Desde entonces, si es que esa fue la primera vez, aquella bella y santa costumbre se extendió por la cristiandad, y los belenes fueron poblándose de figuras navideñas: dentro del portal, Jesús, María y José (el Misterio), y la mula y el buey junto a ellos; fuera del portal, los ángeles, los pastores, los magos, y todas las añadidas por la experiencia y la imaginación de los artistas.
Muchos millones de personas en todo el mundo han ido sintiendo, casi tocando, a través de los belenes, la fragilidad, la pobreza, la cercanía, la humanidad del Hijo de Dios en la carne, nacido de una mujer llamada María. Durante siglos hemos ido copiando, de la mejor manera posible, la escena narrada por el ilustrado evangelista Lucas, maestro, igual que Mateo, en narraciones, parábolas y toda clase de géneros literarios, añadiendo por nuestra parte todo lo mejor que podíamos imaginar.
El arte del belenismo ha llegado a ser un capítulo precioso de las artes figurativas y decorativas, conocido y admirado en el mundo entero, desde los célebres presepi napolitani del siglo XVI, hasta la exposición anual de los belenistas de Pamplona, o de los jubilados de Olazagutia, que visito todos los años. O de cualquier lugar, por ignoto que sea.
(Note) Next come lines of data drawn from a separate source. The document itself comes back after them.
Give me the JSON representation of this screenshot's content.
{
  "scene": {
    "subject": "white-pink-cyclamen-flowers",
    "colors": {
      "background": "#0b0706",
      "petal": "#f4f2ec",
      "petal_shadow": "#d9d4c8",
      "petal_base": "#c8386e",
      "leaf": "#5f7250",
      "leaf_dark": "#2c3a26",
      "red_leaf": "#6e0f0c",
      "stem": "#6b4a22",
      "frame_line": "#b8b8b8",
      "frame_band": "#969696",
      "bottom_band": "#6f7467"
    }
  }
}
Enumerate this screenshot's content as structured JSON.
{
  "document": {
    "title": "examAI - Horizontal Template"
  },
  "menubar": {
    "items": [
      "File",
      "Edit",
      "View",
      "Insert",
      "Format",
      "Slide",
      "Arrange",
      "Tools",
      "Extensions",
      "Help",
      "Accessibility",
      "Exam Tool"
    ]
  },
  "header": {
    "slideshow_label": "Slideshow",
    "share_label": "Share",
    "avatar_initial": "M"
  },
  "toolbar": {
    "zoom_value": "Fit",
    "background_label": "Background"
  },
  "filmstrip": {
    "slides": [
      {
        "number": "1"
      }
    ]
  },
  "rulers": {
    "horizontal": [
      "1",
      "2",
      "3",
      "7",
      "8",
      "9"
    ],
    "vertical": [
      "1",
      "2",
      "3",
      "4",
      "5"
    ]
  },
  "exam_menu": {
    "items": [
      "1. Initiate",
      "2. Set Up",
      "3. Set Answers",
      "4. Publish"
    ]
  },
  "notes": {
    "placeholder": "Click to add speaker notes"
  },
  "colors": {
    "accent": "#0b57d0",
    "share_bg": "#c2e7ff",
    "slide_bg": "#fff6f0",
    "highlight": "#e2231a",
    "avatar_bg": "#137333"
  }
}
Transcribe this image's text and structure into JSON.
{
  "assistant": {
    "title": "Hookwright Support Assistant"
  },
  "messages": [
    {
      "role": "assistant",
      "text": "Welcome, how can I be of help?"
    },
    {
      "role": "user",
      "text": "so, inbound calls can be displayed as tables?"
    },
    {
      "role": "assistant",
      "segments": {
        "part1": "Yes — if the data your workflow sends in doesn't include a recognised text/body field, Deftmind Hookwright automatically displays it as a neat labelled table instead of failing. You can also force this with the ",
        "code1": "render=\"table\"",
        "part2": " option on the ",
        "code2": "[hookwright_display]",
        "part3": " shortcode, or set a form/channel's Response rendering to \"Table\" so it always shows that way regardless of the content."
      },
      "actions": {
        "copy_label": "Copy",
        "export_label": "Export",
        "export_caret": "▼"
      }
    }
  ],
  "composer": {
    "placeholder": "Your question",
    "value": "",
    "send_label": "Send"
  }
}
Pero importa más el belén que cada familia monta en su propia vivienda. En la Carta apostólica del papa, arriba citada, Francisco va recordando los elementos más destacados de los belenes caseros: el cielo estrellado y el silencio iluminado de la noche; las ruinas de casas y palacios, convertidos a veces en grutas divinas, inspiradas en la “Leyenda Áurea”, de Jacobo de Varazze o Voragine, de que el templo de la Paz se derrumbaría el día en que una virgen diera a luz; la estrella y los ángeles; los pastores, representando a los más pobres de la tierra; y antes de la Epifanía, los magos, “unos ricos y sabios extranjeros”. Allí lejos, el palacio de Herodes, “sordo al anuncio de la alegría”.
Luego vienen las figuras imaginarias, que no estaban en el Belén evangélico, pero están en la vida cotidiana de todo el mundo: desde el herrero al panadero, desde mujeres con cántaros a niños jugando, que representan “la santidad cotidiana”, la alegría de las cosas de cada día. Todo habla del amor de Dios en el belén, del Dios que se hace hombre.
Y poco a poco el belén, los belenes nos llevan a Belén. Mateo dice que Jesús nació allí, y Lucas lo confirma, así como otros autores neotestamentarios. Solar natalicio del rey David, Belén es también solar metafórico de Jesús de Nazaret, entendido y aclamado como nuevo David, Mesías davídico, nuevo rey de los judíos, nuevo Señor y Salvador frente a los emperadores romanos. Nos llevan, quiero decir, igual en Nazaret que en Belén, al prodigio de la Encarnación de Dios, al Nacimiento de Dios, prodigio y misterio sumo, porque sabemos bien cómo es el hombre, pero no sabemos cómo es Dios.
Hay estrellas que no son de Belén, sino de hielo o de competencia comercial. Luces, que no son del cielo. Y fiestas del solsticio, de fin de año o de invierno, pero no de Navidad. No hay fe sin transmisión y contagio. Y si la fe, como todo valor, no se cultiva y celebra, desaparece. Los belenes son tradición popular, que vale por un catecismo y por muchos rollos doctrinales. Un verdadero patrimonio cristiano, espiritual y cultural, de la Humanidad.